Many of the uninsured are children. Providing coverage for all kids would not even be prohibitively expensive, because most children do not get that sick or need expensive services such as angioplasty. Adults – whether they are parents or not – also require comprehensive health insurance, and national health insurance would cover them too. Some people imagine that a national program that covers everyone would be too big and bureaucratic and inefficient. It surprises them to learn that the government insurance program, Medicare that covers the elderly and disabled, spends about 2 percent of its budget on administrative costs. This compares very favorably to private insurers who spend 15 percent or more of the premiums they collect on administration and marketing.
By going to a national health insurance, essentially an improved and expanded Medicare for All system, we could cover all U.S. residents – literally everyone in this country – without spending any more than we already do. We could save the dollars insurance companies spend expensively marketing and advertising their services. We could also save the enormous resources we providers spend trying to sort out who is eligible for which of the existing patch-work system of employment based, government and individual coverage programs. And of course a health-care system that automatically covered everyone would be much simpler, fairer and less nerve-wracking for patients.

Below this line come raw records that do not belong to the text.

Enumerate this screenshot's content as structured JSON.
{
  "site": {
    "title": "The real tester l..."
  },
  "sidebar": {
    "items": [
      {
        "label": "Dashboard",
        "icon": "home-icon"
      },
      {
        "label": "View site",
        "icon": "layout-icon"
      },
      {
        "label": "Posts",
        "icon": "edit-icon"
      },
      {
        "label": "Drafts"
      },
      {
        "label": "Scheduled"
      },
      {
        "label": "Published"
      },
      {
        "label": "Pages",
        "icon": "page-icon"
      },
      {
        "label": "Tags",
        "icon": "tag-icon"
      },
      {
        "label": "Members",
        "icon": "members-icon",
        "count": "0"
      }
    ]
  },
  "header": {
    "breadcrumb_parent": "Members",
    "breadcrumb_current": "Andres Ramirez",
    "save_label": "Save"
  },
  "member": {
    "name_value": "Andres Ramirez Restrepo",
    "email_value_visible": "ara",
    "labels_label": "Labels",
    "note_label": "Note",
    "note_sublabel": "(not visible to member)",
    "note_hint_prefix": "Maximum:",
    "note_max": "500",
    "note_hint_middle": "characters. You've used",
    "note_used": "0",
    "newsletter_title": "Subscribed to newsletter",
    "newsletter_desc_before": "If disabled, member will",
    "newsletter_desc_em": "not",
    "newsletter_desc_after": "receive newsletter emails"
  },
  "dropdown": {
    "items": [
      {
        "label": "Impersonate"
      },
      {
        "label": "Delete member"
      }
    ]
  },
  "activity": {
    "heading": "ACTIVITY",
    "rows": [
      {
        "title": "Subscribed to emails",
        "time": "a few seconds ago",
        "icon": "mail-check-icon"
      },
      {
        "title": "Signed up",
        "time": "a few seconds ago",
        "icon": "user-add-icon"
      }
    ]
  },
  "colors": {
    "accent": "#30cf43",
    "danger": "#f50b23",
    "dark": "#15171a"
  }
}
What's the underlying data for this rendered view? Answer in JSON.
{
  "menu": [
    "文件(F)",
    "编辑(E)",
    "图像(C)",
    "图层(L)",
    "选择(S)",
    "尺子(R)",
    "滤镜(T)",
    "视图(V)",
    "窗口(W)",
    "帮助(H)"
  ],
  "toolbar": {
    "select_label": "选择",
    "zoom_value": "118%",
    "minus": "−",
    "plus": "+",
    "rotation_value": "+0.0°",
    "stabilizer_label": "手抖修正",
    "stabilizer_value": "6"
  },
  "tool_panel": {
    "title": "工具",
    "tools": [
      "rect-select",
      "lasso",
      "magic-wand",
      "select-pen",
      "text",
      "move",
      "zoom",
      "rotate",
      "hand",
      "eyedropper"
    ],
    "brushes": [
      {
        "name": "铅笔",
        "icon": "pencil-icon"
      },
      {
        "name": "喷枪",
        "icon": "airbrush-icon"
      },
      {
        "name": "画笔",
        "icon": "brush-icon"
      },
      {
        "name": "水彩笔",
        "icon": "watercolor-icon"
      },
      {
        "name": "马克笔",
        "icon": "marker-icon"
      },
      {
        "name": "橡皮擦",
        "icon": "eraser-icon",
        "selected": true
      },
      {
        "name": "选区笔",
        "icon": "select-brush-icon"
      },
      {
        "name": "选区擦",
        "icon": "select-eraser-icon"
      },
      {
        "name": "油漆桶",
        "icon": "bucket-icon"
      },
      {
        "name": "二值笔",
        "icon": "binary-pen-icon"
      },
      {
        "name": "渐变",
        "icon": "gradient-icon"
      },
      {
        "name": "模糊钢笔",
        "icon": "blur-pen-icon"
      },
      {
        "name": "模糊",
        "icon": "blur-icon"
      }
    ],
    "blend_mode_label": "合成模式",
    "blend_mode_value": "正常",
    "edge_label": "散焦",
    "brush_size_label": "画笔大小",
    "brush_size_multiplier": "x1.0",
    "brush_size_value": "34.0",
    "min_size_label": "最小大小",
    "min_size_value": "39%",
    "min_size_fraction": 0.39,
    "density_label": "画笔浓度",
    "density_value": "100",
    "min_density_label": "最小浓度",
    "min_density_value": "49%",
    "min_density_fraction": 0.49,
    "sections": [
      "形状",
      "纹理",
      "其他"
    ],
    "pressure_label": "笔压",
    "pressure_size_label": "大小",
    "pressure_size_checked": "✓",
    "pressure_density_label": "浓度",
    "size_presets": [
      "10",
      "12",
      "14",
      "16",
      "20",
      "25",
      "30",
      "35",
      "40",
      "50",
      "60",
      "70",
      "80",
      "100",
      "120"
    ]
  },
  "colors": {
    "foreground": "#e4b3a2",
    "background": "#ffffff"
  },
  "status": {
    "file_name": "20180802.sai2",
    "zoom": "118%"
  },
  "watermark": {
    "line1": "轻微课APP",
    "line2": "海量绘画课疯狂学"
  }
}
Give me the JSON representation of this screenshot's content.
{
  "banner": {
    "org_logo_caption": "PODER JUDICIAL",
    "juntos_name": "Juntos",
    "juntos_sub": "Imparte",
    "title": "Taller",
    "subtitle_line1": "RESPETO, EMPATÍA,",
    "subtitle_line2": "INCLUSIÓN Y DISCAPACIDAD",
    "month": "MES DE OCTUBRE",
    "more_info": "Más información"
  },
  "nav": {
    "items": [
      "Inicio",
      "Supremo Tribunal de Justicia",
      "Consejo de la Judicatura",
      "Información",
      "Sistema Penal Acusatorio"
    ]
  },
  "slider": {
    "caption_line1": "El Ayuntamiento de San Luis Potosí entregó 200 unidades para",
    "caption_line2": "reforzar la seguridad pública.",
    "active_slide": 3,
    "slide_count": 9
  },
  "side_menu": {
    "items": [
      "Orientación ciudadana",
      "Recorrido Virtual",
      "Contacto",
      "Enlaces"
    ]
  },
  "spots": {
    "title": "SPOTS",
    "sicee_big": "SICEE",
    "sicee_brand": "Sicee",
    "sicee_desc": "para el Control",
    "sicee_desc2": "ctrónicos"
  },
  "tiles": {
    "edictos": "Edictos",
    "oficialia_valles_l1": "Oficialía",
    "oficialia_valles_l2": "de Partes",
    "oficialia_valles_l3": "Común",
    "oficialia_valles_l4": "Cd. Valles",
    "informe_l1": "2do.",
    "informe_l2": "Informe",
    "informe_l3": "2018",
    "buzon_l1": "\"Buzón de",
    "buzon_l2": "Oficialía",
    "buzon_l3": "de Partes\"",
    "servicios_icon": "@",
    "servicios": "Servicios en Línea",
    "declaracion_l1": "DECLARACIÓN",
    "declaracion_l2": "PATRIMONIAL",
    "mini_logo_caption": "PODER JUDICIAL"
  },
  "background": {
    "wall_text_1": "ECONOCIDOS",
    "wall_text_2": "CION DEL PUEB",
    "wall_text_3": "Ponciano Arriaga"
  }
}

In my daily practice, having one insurer working under a national health plan would reduce many of my headaches and frustrations. I would not have to waste precious time and energy figuring out which referral form to use, which specialist takes my patient’s insurance, or which 800 number to call or which rules to follow to try to get approval for services that my patients need. I would not have to rewrite scores of prescriptions because my patients’ employer changed plans. I could focus on patient care. And people would not drop in and out of care or skip important preventive care services because of insurance coverage changes. Nor would they have to worry if they would lose their health insurance if they are so unfortunate as to lose their job.
The neighborhood where I practice has one of the highest rates of uninsured adults in New York City according to the Department of Health and Mental Hygiene’s neighborhood health profile reports. Almost every day I see someone who tells me that they have not seen a doctor in a while because they lost their insurance coverage. Some of them have not had treatment for diabetes, high cholesterol or blood pressure. These health problems put them at increased risk for having a heart attack. Hopefully, if that unfortunate event happens, it will not be over the weekend.